A ball leaves the bat with a speed of 40 m/s and an angle of 37degrees above the horizontal. A very high fence is located at a horizontal distance of 128m from the point where the ball is struck. Assuming the ball leaves the bat near ground level,.....
I got 17.07 m and just using this to check my answer.
2006-06-12 15:03:56 · 2 answers · asked by houstonman20042002 1 in Science & Mathematics ➔ Physics
First divide up the initial velocity into its horizontal and vertical components.
V is the initial velocity of 40 m/s.
Theta is the launch angle of 37 degrees above the horizon.
V_x_i and V_y_i are the horizontal and vertical components of the initial velocity respectively.
V_x_i = V * cos(theta) = 40 * cos (37) = 31.95 m/s
V_y_i = V * sin(theta) = 40 * sin (37) = 24.07 m/s
Although the vertical component of the object's velocity will change as the object experiences gravitational acceleration toward the ground, neglecting air resistance, the horizontal component of velocity can be treated as a constant.
V_x = V_x_i = 31.95 m/s
V_y = V_y_i - g*t
where t is the time after the object is launched and g is the gravitational acceleration experienced by the object (g = 9.81 m/s^2).
If the fence which the object hits is 128 meters away (in the +X direction), then the object (traveling at 31.95 m/s in the +X direction) will hit it at about 4.01 seconds after launch.
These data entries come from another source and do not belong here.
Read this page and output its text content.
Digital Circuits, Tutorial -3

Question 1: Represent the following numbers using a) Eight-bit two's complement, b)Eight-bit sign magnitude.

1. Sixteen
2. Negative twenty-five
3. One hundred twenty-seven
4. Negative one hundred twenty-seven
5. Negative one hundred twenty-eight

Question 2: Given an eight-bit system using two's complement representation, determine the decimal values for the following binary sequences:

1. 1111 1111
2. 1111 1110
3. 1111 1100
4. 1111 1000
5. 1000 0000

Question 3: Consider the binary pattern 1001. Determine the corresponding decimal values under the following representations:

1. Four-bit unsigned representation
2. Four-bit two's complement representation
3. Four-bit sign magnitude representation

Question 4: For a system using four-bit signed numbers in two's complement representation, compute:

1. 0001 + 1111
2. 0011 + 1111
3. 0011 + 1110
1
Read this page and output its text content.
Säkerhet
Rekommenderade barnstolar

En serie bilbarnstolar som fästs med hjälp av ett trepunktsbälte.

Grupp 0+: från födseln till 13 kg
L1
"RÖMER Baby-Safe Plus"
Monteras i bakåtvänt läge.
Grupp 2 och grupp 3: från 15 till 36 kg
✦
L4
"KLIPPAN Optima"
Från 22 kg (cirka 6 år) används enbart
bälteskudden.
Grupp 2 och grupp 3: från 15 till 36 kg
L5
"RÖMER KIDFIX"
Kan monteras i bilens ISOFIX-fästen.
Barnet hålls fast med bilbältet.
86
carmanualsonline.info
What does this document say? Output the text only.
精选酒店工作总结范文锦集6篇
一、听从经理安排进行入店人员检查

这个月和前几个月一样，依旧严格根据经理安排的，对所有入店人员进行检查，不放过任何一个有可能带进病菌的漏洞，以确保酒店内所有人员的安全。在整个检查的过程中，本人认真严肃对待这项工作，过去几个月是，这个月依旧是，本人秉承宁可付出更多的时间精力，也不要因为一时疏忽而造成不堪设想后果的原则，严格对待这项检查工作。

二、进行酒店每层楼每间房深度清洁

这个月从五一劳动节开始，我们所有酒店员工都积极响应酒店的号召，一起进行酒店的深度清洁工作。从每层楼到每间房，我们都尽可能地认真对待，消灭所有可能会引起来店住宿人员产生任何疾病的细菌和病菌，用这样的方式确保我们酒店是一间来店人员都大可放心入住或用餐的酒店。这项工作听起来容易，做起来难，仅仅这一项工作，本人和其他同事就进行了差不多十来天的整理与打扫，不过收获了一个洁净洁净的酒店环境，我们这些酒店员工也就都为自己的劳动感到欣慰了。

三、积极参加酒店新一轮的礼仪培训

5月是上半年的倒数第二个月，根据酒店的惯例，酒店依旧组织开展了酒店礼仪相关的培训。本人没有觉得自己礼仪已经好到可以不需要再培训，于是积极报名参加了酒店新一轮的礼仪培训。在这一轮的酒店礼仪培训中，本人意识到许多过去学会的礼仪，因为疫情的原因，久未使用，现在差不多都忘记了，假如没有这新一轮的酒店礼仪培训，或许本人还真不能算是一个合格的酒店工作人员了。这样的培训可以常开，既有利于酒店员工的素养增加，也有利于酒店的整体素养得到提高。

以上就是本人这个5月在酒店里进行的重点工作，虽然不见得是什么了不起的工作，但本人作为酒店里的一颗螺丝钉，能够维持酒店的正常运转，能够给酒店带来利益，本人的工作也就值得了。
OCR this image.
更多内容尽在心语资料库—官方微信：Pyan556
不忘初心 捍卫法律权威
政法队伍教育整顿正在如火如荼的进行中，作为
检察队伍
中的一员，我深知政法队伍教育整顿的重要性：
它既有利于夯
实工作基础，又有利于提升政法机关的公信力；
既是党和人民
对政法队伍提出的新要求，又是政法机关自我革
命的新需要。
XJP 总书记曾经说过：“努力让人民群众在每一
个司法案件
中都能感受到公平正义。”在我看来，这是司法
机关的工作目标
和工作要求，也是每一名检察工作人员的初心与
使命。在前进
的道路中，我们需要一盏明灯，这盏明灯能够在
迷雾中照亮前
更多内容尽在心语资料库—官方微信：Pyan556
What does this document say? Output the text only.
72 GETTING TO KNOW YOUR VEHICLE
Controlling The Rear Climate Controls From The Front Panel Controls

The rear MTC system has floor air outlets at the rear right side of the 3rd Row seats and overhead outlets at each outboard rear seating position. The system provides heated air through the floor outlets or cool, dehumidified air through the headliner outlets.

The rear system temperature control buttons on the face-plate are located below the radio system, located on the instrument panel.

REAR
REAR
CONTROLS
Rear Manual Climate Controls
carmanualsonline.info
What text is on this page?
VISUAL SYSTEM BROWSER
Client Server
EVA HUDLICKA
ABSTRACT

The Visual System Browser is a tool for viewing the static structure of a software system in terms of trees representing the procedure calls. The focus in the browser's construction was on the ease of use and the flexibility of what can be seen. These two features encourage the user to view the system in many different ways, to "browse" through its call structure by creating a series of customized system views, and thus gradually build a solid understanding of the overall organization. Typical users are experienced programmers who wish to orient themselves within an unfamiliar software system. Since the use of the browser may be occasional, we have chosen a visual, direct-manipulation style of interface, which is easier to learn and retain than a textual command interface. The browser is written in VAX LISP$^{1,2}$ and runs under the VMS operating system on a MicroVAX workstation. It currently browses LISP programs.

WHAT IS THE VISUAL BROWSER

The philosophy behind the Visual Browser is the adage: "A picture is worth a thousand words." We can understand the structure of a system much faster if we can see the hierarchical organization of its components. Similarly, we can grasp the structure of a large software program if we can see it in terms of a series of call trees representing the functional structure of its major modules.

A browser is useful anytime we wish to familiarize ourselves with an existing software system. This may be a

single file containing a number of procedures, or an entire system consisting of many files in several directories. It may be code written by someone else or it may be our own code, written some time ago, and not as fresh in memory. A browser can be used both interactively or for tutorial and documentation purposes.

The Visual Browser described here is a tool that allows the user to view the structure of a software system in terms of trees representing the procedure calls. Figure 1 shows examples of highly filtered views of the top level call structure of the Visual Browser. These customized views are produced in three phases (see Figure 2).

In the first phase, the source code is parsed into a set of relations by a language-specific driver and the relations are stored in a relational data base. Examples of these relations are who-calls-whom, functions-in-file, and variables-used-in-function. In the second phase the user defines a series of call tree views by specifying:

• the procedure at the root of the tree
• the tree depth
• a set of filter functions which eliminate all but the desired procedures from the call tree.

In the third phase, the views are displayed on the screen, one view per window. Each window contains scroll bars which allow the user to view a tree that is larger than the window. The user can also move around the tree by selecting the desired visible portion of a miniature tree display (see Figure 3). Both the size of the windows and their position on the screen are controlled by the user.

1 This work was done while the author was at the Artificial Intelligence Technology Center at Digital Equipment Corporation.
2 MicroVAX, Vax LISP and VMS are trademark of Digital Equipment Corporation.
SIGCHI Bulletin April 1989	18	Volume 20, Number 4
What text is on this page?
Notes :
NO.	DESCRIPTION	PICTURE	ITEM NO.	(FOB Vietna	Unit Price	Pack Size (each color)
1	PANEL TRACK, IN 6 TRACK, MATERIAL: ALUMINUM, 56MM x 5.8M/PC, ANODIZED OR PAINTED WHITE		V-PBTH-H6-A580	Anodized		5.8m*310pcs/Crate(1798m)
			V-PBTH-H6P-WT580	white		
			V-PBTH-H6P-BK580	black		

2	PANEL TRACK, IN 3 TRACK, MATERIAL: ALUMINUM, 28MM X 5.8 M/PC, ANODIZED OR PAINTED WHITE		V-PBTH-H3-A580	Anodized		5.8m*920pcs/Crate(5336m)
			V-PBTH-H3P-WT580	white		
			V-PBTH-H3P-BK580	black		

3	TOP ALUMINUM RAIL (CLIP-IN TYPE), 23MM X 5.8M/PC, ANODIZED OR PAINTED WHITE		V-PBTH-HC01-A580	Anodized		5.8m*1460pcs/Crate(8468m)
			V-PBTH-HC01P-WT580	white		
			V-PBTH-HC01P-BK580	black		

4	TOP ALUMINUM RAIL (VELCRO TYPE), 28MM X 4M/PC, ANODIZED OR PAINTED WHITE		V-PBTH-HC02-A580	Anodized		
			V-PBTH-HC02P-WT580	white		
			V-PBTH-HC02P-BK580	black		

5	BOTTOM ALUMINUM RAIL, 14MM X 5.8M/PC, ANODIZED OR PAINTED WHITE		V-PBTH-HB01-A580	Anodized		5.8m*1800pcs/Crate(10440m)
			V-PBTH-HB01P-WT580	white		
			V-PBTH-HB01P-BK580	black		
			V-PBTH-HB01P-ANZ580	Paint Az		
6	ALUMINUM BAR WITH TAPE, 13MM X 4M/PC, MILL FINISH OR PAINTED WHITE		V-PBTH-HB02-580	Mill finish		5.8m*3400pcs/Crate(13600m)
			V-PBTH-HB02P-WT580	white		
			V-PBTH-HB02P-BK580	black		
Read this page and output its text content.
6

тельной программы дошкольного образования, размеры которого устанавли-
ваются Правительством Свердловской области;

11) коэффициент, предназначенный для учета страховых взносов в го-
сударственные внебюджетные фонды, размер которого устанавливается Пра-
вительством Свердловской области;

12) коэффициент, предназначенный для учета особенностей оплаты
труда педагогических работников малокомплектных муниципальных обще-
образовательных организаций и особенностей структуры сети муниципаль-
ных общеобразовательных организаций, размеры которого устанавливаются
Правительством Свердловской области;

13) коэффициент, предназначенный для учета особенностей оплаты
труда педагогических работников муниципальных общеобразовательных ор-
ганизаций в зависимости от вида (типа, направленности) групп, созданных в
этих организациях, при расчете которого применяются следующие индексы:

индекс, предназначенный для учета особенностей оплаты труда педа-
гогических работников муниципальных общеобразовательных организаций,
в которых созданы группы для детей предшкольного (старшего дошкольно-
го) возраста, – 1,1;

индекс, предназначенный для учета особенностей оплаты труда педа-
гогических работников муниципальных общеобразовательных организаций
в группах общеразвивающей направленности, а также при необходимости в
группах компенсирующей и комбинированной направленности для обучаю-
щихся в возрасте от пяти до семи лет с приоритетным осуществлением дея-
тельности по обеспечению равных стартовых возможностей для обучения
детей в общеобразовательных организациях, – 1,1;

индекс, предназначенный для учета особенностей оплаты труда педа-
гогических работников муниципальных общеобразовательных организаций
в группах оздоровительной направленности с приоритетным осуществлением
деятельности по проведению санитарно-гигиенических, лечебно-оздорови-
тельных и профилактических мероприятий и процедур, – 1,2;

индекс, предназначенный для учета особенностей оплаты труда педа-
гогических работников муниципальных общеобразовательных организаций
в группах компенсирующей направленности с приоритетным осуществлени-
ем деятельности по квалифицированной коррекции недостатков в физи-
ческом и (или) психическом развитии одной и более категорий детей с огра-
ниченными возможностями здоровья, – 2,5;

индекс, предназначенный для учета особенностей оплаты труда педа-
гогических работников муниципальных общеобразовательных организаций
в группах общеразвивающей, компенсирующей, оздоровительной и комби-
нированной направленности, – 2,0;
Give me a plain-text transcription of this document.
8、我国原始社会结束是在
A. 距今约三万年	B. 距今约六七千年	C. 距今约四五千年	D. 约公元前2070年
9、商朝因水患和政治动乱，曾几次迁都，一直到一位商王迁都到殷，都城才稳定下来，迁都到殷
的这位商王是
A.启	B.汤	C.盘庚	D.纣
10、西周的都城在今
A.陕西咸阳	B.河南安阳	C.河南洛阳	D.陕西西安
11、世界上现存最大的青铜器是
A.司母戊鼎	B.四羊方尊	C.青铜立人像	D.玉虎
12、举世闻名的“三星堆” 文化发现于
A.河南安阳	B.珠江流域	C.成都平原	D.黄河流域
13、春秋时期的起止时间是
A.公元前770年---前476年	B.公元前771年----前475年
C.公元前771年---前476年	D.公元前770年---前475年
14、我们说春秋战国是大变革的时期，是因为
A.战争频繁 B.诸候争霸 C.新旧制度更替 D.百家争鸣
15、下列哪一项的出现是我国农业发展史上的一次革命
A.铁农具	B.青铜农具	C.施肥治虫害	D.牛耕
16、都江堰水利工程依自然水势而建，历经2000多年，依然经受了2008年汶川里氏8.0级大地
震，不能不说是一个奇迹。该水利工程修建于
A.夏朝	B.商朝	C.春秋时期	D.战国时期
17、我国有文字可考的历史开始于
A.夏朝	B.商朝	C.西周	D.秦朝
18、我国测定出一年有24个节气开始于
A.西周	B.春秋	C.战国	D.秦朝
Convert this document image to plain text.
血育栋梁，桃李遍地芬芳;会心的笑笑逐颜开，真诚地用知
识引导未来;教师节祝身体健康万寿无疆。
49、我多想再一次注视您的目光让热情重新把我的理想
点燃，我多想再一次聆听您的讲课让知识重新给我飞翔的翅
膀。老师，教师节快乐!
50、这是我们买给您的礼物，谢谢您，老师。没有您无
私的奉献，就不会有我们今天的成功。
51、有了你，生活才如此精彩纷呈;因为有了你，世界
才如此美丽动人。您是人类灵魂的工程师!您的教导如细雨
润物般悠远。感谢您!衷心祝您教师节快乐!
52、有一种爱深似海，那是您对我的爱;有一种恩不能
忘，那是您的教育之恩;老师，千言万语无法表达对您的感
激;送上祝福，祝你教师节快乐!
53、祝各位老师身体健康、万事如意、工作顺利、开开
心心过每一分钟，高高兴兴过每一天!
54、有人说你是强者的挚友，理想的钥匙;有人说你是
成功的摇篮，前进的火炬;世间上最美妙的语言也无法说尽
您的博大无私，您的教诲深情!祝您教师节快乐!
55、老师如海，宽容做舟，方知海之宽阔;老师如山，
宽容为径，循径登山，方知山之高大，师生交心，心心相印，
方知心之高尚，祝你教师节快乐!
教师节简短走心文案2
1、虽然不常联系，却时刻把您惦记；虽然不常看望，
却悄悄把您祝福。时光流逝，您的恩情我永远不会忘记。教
By taking this value (4.01 s) and plugging it in for t in the below shown equation to solve for the distance relative to the initial launch height the object has traveled,
d = V_y_i * t + 1/2 (g)t^2
one can calculate that the object is at a height of about 17.65 meters above its original launch height.
So I calculate the impact height to be 17.65 meters.
2006-06-12 15:51:06 · answer #1 · answered by mrjeffy321 7 · 0⤊ 0⤋
I got 17.6
Used 9.8 for g, Vyo = 24, Vxo = 32
t = 128/32 = 4 sec
y = 24t - (gt^2)/2 = 17.6
2006-06-12 22:27:33 · answer #2 · answered by Steve 7 · 0⤊ 0⤋